Friday, 17 January 2014

Another Stick I've Peed On

I think I'm starting to believe I'm actually ACTUALLY pregnant.

Don't get me wrong, I'm still scared to look every time I go to the loo in case I'm bleeding. I wonder when that particular heart-in-mouth moment will no longer be a thing. Fearing the toilet is a pain in the arse when you have to go every 10 seconds (quite literally a pain in the bladder, actually. Chortle.). Perhaps the solution is to do the shaky shaky drip dry! I'm good at camping and shaking your tail feather is the done thing in the bush when there's no TP in sight and you realise that most leaves are as absorbent as clingfilm. This, whilst probably/definitely not addressing the root problem would at least alleviate the wipe-and-look induced panic.

Whilst avoiding the toilet - no mean feat when your mouth is as dry as a dead dingo's donger (thanks pregnancy for the dry mouth and Australia for an accurate description) - I'm trying to get my head around dates. I could exhibit some patience and wait until the scan the week after next, but I want to know nooooooow (whiny princess voice, you know the one). I've basically read the entire internet and there are just too many uncertainties unless you've done ivf and know for certain, set in concrete, which date your embryos were fertilised. I didn't and I don't so it's all a massive guess...

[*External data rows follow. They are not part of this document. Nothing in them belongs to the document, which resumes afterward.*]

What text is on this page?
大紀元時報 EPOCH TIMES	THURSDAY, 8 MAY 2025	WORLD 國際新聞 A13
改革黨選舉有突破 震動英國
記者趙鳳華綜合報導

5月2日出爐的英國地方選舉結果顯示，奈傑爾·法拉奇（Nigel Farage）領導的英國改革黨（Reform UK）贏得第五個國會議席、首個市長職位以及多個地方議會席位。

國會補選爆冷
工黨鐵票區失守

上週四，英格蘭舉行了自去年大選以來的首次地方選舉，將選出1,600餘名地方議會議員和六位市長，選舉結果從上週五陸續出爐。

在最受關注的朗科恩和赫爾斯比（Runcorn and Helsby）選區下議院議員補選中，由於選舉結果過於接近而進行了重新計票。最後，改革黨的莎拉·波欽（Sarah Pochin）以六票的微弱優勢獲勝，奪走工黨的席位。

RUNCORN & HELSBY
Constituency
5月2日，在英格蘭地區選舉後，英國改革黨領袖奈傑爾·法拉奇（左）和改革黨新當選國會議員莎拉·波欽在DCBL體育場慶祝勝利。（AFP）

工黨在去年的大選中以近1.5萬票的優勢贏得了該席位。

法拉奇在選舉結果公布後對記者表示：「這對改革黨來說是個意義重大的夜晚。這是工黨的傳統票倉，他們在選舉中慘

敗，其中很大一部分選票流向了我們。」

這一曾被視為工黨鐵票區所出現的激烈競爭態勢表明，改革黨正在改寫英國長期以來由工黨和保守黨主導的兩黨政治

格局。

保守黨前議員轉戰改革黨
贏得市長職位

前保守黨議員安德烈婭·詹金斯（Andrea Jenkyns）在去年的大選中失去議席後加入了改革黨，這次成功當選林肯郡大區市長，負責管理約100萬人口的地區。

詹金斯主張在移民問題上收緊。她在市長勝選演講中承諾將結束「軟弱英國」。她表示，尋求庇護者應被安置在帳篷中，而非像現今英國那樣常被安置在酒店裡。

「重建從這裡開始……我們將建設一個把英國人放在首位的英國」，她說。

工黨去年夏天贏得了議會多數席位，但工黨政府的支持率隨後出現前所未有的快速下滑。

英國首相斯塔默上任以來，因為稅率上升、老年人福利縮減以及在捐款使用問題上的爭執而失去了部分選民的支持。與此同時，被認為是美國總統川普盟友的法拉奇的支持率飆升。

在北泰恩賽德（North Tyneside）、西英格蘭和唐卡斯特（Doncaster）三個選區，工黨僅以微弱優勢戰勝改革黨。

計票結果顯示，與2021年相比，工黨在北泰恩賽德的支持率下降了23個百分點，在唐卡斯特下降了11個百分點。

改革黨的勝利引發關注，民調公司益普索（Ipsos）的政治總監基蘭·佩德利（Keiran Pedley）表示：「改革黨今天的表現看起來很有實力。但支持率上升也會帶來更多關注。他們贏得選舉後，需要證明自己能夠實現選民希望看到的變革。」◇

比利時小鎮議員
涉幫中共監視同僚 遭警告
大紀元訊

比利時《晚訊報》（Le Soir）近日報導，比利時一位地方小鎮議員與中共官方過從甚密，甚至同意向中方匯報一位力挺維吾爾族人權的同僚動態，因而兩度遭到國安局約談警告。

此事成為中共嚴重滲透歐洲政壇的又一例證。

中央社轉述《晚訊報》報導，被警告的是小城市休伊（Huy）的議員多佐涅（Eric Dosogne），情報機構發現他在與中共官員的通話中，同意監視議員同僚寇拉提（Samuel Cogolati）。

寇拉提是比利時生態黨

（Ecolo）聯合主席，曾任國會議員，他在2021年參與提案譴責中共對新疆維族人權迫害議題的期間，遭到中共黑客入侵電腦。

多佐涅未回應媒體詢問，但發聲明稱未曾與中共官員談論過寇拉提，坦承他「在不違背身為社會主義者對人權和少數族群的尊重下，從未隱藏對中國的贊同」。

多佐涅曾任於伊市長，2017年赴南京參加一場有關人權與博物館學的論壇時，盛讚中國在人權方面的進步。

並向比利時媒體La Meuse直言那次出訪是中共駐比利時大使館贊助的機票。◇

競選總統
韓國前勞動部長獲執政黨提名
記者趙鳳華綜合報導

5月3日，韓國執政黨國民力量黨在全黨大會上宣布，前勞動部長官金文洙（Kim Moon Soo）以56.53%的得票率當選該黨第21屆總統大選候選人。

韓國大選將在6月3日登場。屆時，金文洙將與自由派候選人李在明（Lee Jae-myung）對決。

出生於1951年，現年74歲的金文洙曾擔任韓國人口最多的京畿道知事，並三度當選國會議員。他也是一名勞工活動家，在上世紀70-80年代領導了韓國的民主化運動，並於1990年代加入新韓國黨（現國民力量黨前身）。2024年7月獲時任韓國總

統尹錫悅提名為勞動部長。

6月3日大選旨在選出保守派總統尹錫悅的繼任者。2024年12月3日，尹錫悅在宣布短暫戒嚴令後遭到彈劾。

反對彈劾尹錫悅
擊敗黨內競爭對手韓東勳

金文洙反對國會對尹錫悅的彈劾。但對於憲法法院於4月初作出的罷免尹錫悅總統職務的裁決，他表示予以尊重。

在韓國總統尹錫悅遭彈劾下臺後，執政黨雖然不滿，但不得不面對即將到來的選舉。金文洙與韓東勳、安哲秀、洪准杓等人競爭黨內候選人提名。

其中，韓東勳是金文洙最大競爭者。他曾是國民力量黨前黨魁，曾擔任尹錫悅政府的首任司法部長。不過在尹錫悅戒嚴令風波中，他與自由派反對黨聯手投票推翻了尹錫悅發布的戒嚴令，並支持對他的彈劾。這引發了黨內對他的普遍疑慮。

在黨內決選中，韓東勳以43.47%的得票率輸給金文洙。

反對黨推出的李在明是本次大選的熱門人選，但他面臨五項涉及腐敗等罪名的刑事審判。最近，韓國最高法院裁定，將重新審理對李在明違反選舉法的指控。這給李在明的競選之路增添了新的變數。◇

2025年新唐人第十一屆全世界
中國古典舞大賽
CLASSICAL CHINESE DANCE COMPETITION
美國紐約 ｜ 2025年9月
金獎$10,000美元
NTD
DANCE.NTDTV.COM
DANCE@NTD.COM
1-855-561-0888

Which is why the medical professionals date you from the first day of your last period. And we're back to this. I know when we probably had the sex that made this happen, but that's still not good enough because after the sex it can take a couple of days for sperm to meet egg and do the happy burrow dance. Oh and then it can take some more days for egg to meet womb and do its own little happy burrow dance. So going by this and my sexstimation, I could have been anywhere from 2-2.5 weeks when I had my blood taken, which would be 4-4.5 weeks medically speaking (from my imaginary lmp) and so, based on many charts, my hormone levels are good. Fine. 

But I sort of want them to be exceptional.

Let's call me 5 weeks. On Monday my hCG should be between 5680 and 13660. Won't have the results til Wednesday, of course (what do you think this is? A state capital? A thriving metropolis?), apparently this is a lesson in patience.

Now, where the fuck am I supposed to put my shoes and clothes when the dressing room has to be turned into a nursery? Far too early to think about that actually. Let's get the next few weeks out of the way and keep this womb dweller alive.